Is this too far fetched? Am I making distinct, individual events out to be part of some sinister master plan? Probably yes and no.
But, Carl Icahn's corporate stalker story was about 40 years ago, and already the "insiders'" resources were virtually limitless, their access to personal and/or proprietary information seemingly absolute, and ability to control and manipulate it for their own personal gain mind-boggling; all while keeping our lawmakers on a short enough leash so as not to interfere in the least.
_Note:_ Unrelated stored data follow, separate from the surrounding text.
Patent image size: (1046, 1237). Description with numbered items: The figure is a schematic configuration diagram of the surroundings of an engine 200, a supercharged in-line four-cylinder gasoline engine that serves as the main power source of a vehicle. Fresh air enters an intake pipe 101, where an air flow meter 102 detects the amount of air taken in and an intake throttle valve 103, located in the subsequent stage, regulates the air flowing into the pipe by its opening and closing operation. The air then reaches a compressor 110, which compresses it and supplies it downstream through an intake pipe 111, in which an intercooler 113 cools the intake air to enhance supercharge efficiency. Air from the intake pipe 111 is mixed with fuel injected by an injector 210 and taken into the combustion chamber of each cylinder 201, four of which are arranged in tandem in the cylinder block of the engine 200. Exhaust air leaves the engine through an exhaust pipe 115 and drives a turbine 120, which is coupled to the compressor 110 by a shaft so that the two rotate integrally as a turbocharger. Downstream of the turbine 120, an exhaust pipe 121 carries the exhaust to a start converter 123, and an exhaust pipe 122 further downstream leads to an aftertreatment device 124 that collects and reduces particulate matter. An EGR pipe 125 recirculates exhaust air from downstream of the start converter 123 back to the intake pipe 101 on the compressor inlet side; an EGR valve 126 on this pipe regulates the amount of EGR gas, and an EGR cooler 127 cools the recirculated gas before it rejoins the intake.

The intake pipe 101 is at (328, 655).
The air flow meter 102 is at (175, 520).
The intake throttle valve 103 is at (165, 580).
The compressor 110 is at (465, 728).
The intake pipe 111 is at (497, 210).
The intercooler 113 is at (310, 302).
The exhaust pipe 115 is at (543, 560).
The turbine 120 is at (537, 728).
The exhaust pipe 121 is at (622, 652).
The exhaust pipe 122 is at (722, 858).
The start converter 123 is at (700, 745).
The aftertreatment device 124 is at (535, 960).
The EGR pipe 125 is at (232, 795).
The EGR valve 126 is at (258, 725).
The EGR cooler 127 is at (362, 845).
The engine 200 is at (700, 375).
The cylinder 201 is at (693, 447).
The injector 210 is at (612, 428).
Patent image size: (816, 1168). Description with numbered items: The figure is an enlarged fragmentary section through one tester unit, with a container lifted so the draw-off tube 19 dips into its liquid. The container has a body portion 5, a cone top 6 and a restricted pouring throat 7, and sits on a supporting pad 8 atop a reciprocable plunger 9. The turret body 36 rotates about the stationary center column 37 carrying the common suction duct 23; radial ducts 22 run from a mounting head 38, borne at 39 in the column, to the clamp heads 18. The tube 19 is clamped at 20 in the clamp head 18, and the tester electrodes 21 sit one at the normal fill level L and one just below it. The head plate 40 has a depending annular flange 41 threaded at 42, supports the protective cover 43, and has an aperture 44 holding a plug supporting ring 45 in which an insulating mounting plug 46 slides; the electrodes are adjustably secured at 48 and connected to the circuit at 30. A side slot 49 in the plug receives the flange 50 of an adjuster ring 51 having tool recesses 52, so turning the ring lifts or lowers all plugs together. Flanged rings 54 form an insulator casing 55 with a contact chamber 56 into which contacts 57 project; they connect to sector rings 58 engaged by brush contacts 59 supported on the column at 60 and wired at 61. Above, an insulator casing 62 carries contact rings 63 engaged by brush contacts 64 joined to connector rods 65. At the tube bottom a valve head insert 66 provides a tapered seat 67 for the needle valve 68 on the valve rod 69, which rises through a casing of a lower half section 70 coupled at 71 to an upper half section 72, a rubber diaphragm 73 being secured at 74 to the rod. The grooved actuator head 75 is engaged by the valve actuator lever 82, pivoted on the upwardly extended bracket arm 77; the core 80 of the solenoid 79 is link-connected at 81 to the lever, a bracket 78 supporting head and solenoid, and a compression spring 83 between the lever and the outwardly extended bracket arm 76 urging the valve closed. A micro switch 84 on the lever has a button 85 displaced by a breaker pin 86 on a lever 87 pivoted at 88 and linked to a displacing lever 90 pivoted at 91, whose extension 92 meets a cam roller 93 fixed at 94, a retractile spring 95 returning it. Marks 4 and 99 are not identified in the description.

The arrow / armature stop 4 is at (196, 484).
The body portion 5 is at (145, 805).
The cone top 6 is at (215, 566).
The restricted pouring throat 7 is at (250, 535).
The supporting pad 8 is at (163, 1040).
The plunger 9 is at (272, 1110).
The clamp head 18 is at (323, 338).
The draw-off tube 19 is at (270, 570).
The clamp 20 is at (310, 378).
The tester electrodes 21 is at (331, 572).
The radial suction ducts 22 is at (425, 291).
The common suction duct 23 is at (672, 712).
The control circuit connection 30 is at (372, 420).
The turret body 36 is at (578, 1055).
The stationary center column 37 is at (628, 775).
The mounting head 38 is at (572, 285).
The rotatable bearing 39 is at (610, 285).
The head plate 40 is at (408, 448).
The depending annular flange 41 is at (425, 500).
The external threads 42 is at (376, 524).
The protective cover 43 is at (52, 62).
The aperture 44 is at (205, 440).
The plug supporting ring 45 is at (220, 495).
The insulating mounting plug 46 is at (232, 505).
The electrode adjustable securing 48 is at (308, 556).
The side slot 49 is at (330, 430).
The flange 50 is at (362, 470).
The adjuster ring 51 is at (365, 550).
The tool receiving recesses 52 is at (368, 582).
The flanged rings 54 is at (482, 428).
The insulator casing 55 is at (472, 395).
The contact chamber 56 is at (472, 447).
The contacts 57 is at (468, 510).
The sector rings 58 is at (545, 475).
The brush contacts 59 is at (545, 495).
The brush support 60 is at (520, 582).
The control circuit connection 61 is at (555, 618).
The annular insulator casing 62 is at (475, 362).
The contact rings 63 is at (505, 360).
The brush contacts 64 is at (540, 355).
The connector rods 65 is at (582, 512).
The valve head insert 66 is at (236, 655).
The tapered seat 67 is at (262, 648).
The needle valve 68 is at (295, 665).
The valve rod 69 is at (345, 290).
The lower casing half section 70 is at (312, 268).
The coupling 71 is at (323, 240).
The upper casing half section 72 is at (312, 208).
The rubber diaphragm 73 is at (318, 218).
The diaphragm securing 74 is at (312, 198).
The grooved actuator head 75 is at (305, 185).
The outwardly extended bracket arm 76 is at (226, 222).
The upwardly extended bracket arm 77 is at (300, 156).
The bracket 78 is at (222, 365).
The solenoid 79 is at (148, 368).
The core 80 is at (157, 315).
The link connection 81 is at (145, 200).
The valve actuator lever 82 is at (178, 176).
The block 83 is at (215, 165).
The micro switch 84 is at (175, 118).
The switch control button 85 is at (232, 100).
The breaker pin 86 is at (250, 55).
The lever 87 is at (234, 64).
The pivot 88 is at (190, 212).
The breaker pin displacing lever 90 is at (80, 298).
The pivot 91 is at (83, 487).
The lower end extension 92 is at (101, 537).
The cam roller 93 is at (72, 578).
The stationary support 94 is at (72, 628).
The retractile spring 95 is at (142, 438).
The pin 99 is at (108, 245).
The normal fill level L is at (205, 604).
About this time Norman Mailer once said, "This country is as tightly controlled as a Cellini painting." So, perhaps the technological advances and virtual wiring of the entire planet since that time are not literally responsible for every single move away from the principles on which this country was originally founded, and our inexorable movement towards a totalitarian oligarchy. But I think it's time to consider the possibility these same organizing forces and principles, which have kept moving forward and evolving, in tandem with our ever advancing technological know-how for nearly half a century, have now become impenetrable. And any attempt to address or undo them, through our traditional democratic processes, is essentially spitting into the wind.
If this is indeed the case, how then do we proceed?